I tracked down his death certificate which states he died of heart failure due to exposure.

My gran passed away in the early 1960s never forgiving the family her dad visited for not seeing him home safely in a blizzard.

Demolition Delusions

While we have been deprived of our ancient local authority, some of the discussions which took place in the old corporation chamber were simply bonkers.

Many years ago I was undertaking some research and while going through editions of the Drogheda Independent from the 1960s stored in the local library I came across a report of a corporation meeting where there was a proposal put forward for the demolition of Laurence’s Gate.

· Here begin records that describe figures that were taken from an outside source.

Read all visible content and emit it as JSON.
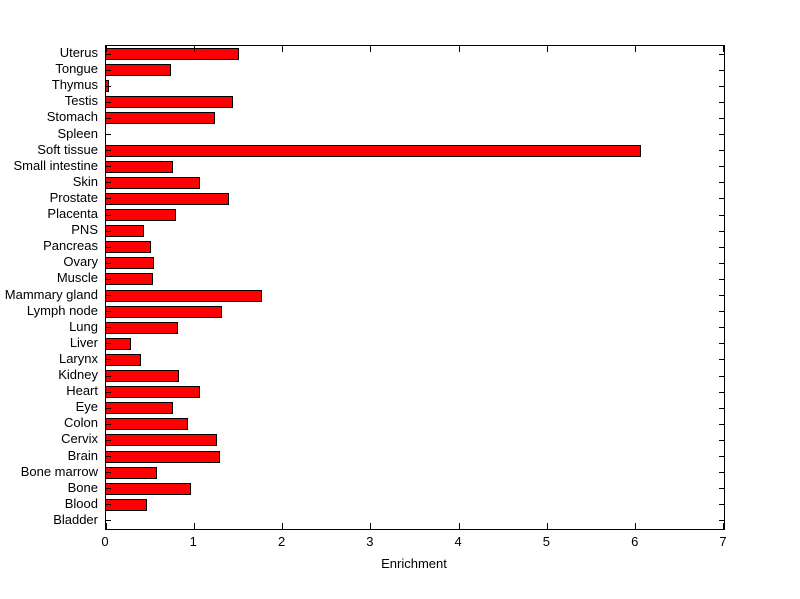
{
  "figure": {
    "background": "#ffffff"
  },
  "chart_data": {
    "type": "bar",
    "orientation": "horizontal",
    "title": "",
    "xlabel": "Enrichment",
    "ylabel": "",
    "categories": [
      "Uterus",
      "Tongue",
      "Thymus",
      "Testis",
      "Stomach",
      "Spleen",
      "Soft tissue",
      "Small intestine",
      "Skin",
      "Prostate",
      "Placenta",
      "PNS",
      "Pancreas",
      "Ovary",
      "Muscle",
      "Mammary gland",
      "Lymph node",
      "Lung",
      "Liver",
      "Larynx",
      "Kidney",
      "Heart",
      "Eye",
      "Colon",
      "Cervix",
      "Brain",
      "Bone marrow",
      "Bone",
      "Blood",
      "Bladder"
    ],
    "values": [
      1.5,
      0.72,
      0.02,
      1.43,
      1.22,
      0,
      6.05,
      0.75,
      1.05,
      1.38,
      0.78,
      0.42,
      0.5,
      0.53,
      0.52,
      1.75,
      1.3,
      0.8,
      0.27,
      0.38,
      0.82,
      1.05,
      0.75,
      0.92,
      1.25,
      1.28,
      0.57,
      0.95,
      0.45,
      0
    ],
    "xlim": [
      0,
      7
    ],
    "xticks": [
      0,
      1,
      2,
      3,
      4,
      5,
      6,
      7
    ],
    "bar_color": "#ff0000",
    "bar_edge_color": "#000000",
    "axis_color": "#000000",
    "grid": false,
    "legend": "none"
  }
}
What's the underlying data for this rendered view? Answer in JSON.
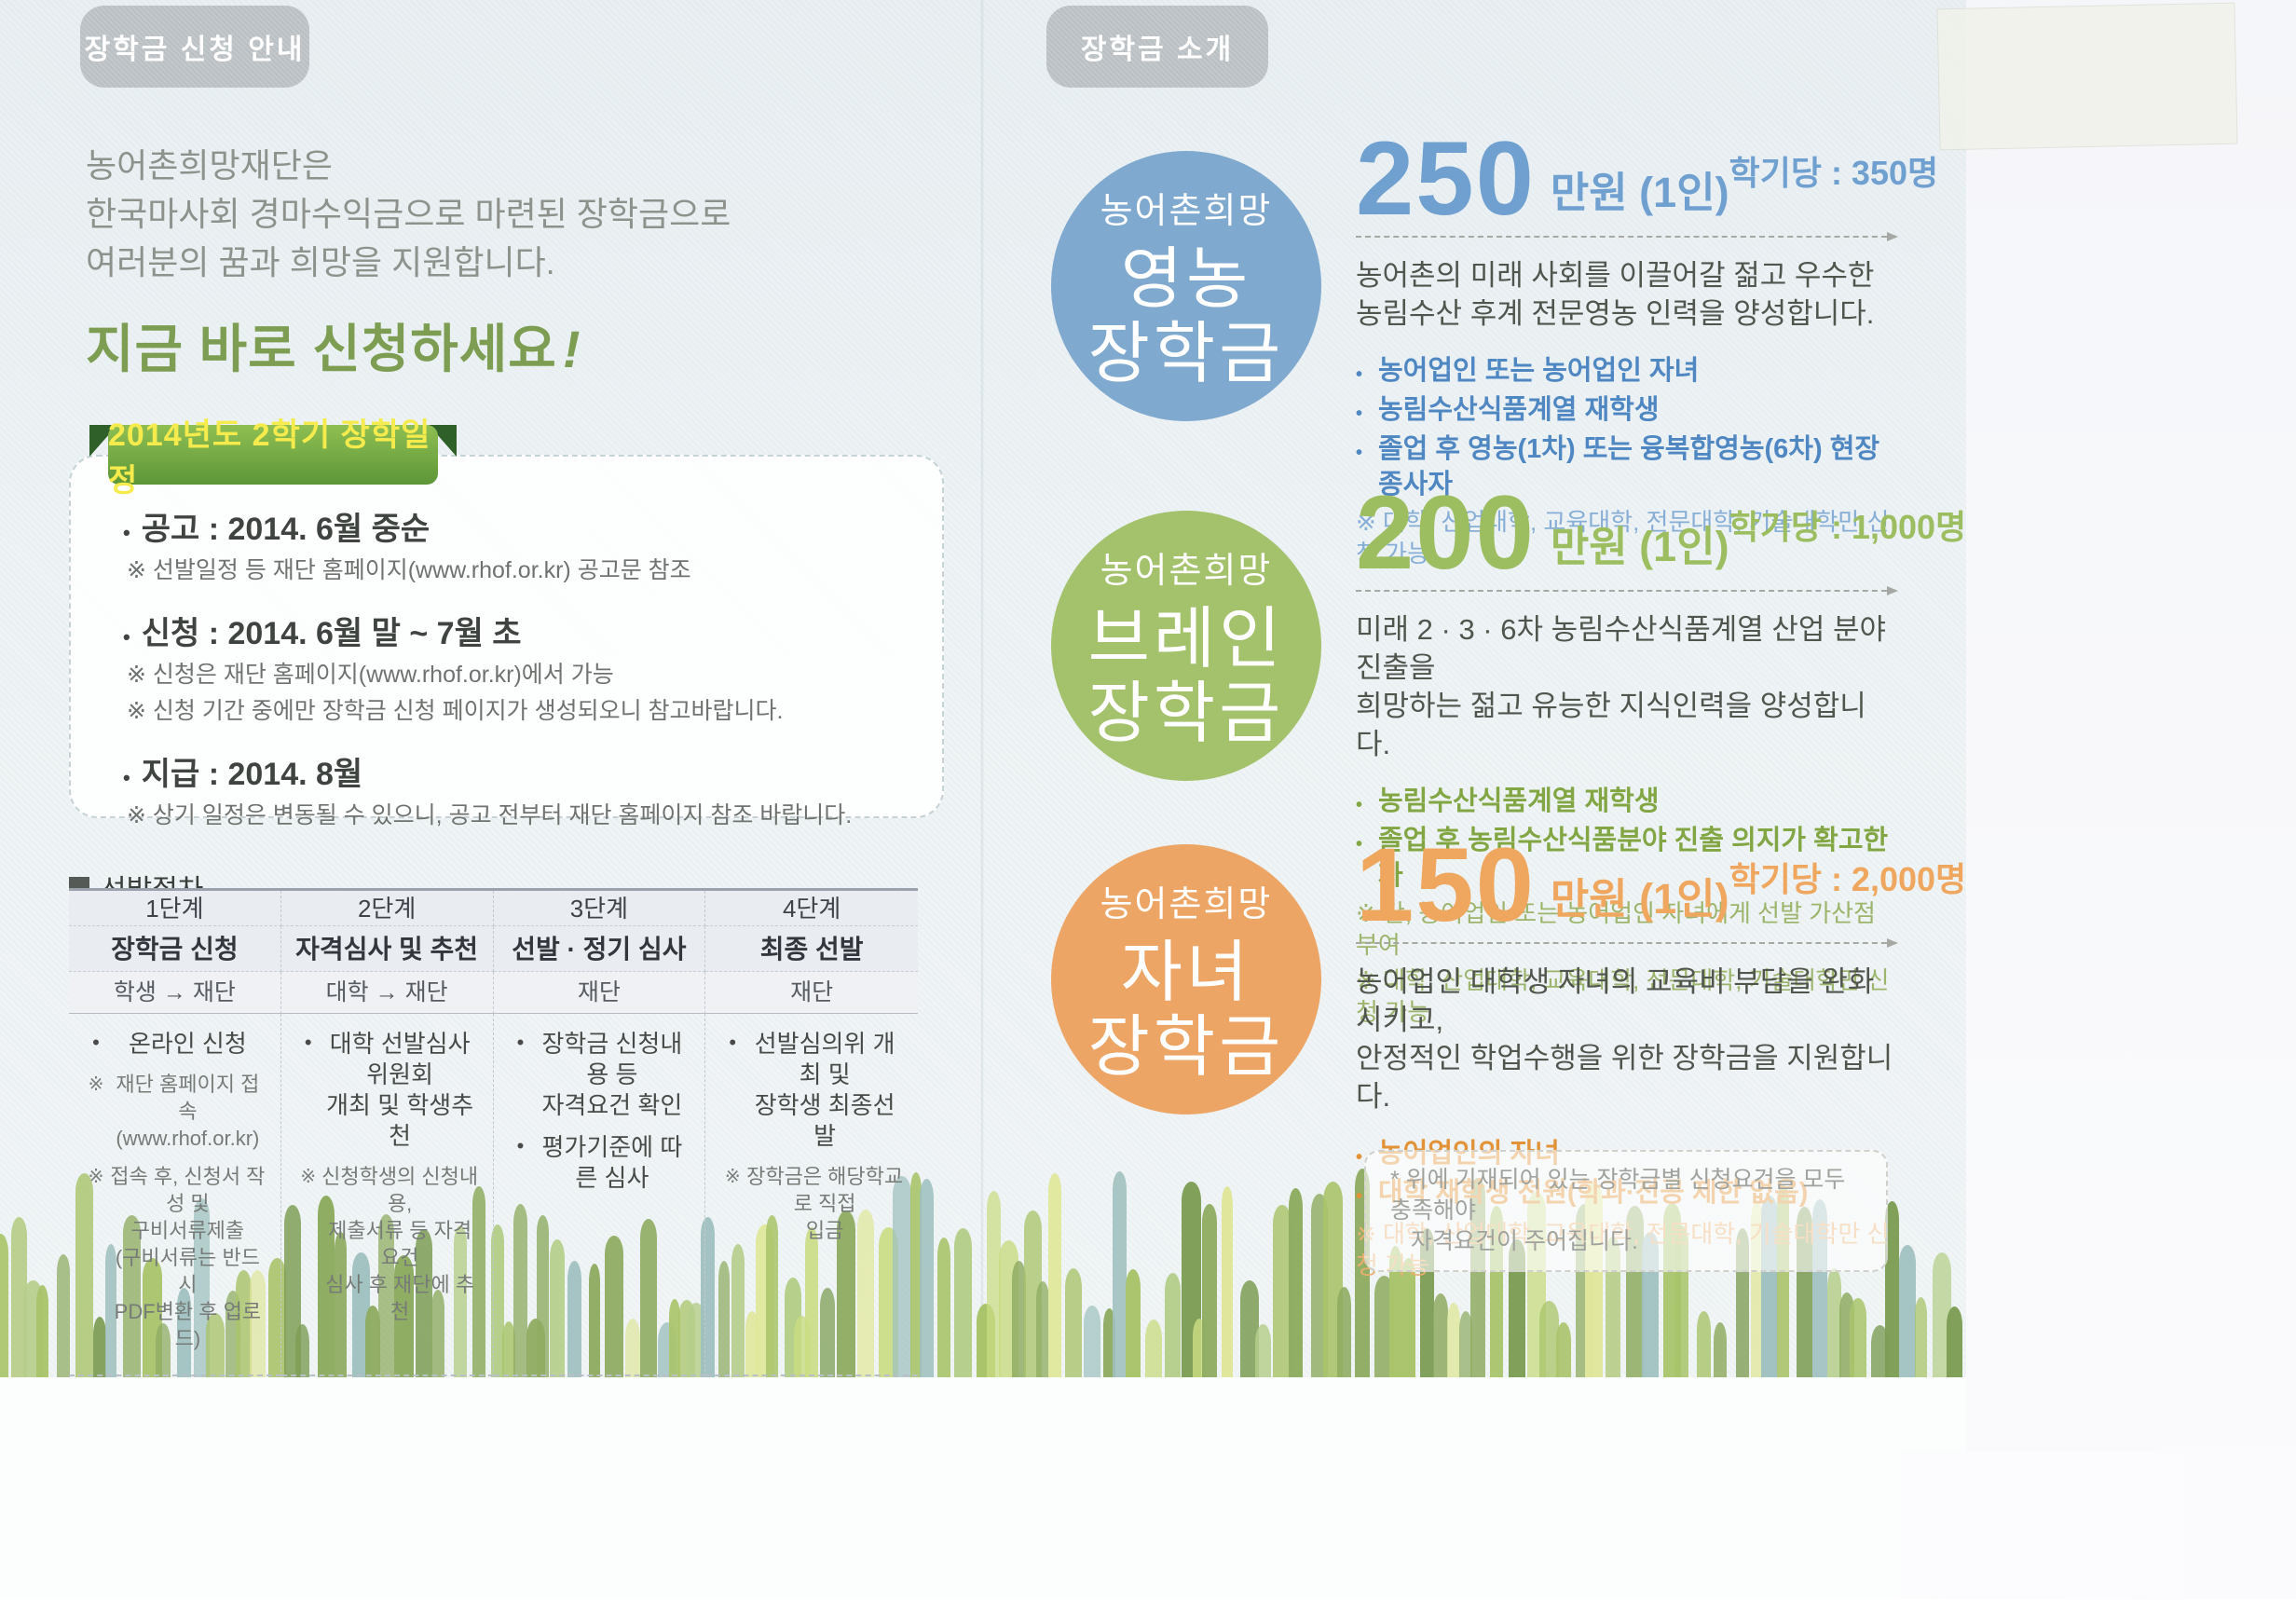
{
  "glyphs": {
    "bullet": "•",
    "note": "※"
  },
  "left_page": {
    "tab": "장학금 신청 안내",
    "intro_lines": [
      "농어촌희망재단은",
      "한국마사회 경마수익금으로 마련된 장학금으로",
      "여러분의 꿈과 희망을 지원합니다."
    ],
    "cta": "지금 바로 신청하세요",
    "cta_bang": "!",
    "schedule": {
      "ribbon": "2014년도 2학기 장학일정",
      "items": [
        {
          "title": "공고 : 2014. 6월 중순",
          "notes": [
            "※ 선발일정 등 재단 홈페이지(www.rhof.or.kr) 공고문 참조"
          ]
        },
        {
          "title": "신청 : 2014. 6월 말 ~ 7월 초",
          "notes": [
            "※ 신청은 재단 홈페이지(www.rhof.or.kr)에서 가능",
            "※ 신청 기간 중에만 장학금 신청 페이지가 생성되오니 참고바랍니다."
          ]
        },
        {
          "title": "지급 : 2014. 8월",
          "notes": [
            "※ 상기 일정은 변동될 수 있으니, 공고 전부터 재단 홈페이지 참조 바랍니다."
          ]
        }
      ]
    },
    "procedure": {
      "heading": "선발절차",
      "columns": [
        {
          "step": "1단계",
          "name": "장학금 신청",
          "actor": "학생 → 재단",
          "items": [
            {
              "kind": "bullet",
              "text": "온라인 신청"
            },
            {
              "kind": "note",
              "text": "재단 홈페이지 접속\n(www.rhof.or.kr)"
            },
            {
              "kind": "note",
              "text": "접속 후, 신청서 작성 및\n구비서류제출\n(구비서류는 반드시\nPDF변환 후 업로드)"
            }
          ]
        },
        {
          "step": "2단계",
          "name": "자격심사 및 추천",
          "actor": "대학 → 재단",
          "items": [
            {
              "kind": "bullet",
              "text": "대학 선발심사위원회\n개최 및 학생추천"
            },
            {
              "kind": "note",
              "text": "신청학생의 신청내용,\n제출서류 등 자격요건\n심사 후 재단에 추천"
            }
          ]
        },
        {
          "step": "3단계",
          "name": "선발 · 정기 심사",
          "actor": "재단",
          "items": [
            {
              "kind": "bullet",
              "text": "장학금 신청내용 등\n자격요건 확인"
            },
            {
              "kind": "bullet",
              "text": "평가기준에 따른 심사"
            }
          ]
        },
        {
          "step": "4단계",
          "name": "최종 선발",
          "actor": "재단",
          "items": [
            {
              "kind": "bullet",
              "text": "선발심의위 개최 및\n장학생 최종선발"
            },
            {
              "kind": "note",
              "text": "장학금은 해당학교로 직접\n입금"
            }
          ]
        }
      ]
    }
  },
  "right_page": {
    "tab": "장학금 소개",
    "sections": [
      {
        "badge_top": "농어촌희망",
        "badge_line1": "영농",
        "badge_line2": "장학금",
        "amount": "250",
        "amount_unit": "만원 (1인)",
        "quota": "학기당 : 350명",
        "desc": [
          "농어촌의 미래 사회를 이끌어갈 젊고 우수한",
          "농림수산 후계 전문영농 인력을 양성합니다."
        ],
        "bullets": [
          "농어업인 또는 농어업인 자녀",
          "농림수산식품계열 재학생",
          "졸업 후 영농(1차) 또는 융복합영농(6차) 현장 종사자"
        ],
        "notes": [
          "※ 대학, 산업대학, 교육대학, 전문대학, 기술대학만 신청 가능"
        ],
        "colors": {
          "circle": "#7fa9ce",
          "amount": "#6fa0d0",
          "bullet": "#4f87c2",
          "note": "#86aed6"
        }
      },
      {
        "badge_top": "농어촌희망",
        "badge_line1": "브레인",
        "badge_line2": "장학금",
        "amount": "200",
        "amount_unit": "만원 (1인)",
        "quota": "학기당 : 1,000명",
        "desc": [
          "미래 2 · 3 · 6차 농림수산식품계열 산업 분야 진출을",
          "희망하는 젊고 유능한 지식인력을 양성합니다."
        ],
        "bullets": [
          "농림수산식품계열 재학생",
          "졸업 후 농림수산식품분야 진출 의지가 확고한 자"
        ],
        "notes": [
          "※ 단, 농어업인 또는 농어업인 자녀에게 선발 가산점 부여",
          "※ 대학, 산업대학, 교육대학, 전문대학, 기술대학만 신청 가능"
        ],
        "colors": {
          "circle": "#a4c16c",
          "amount": "#9cbd60",
          "bullet": "#83a644",
          "note": "#9cb46b"
        }
      },
      {
        "badge_top": "농어촌희망",
        "badge_line1": "자녀",
        "badge_line2": "장학금",
        "amount": "150",
        "amount_unit": "만원 (1인)",
        "quota": "학기당 : 2,000명",
        "desc": [
          "농어업인 대학생 자녀의 교육비 부담을 완화시키고,",
          "안정적인 학업수행을 위한 장학금을 지원합니다."
        ],
        "bullets": [
          "농어업인의 자녀",
          "대학 재학생 전원(학과·전공 제한 없음)"
        ],
        "notes": [
          "※ 대학, 산업대학, 교육대학, 전문대학, 기술대학만 신청 가능"
        ],
        "colors": {
          "circle": "#eda566",
          "amount": "#efa75f",
          "bullet": "#e29338",
          "note": "#eaaf71"
        }
      }
    ],
    "footnote_line1": "* 위에 기재되어 있는 장학금별 신청요건을 모두 충족해야",
    "footnote_line2": "자격요건이 주어집니다."
  },
  "decor": {
    "page_bg": "#eef3f5",
    "tab_bg": "#b9bfc3",
    "ribbon_green": "#5d9638",
    "ribbon_text_yellow": "#f6eb4d",
    "cta_green": "#7d9e52",
    "grass_palette": [
      "#8fac62",
      "#a9c46b",
      "#c9dc82",
      "#e0e79c",
      "#7d9d55",
      "#9fc0bf",
      "#b5ce8a",
      "#8fac62",
      "#a9c46b"
    ]
  }
}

It was said to be an obstacle on the route of a new road which would run down Francis Street, however sanity prevailed and instead bulldozed Medieval John Street in what has to be one of the greatest ever acts of municipal vandalism.

The Living Wake

Artist Paraic Roden posted a brilliant drawing of the late, great Brendan Whittaker on Drogheda Down Memory Lane which reminded me of an interview with him after he “died” way back in 1999.

That’s right, it had been reported that the 71-year old passed away and his pals were lamenting his demise over pints in Sarsfields when the bold Brendan walked in on them.

On the way to the pub Brendan was puzzled as to why people were staring at him as if they’d seen a ghost when the onlookers actually believed they had.

In the interview this latter day Lazarus said he even obliged his pals by signing a mass card that had been bought for him.

Brendan was an absolute gentleman and it didn’t take a feather out of him to walk in on their own wake.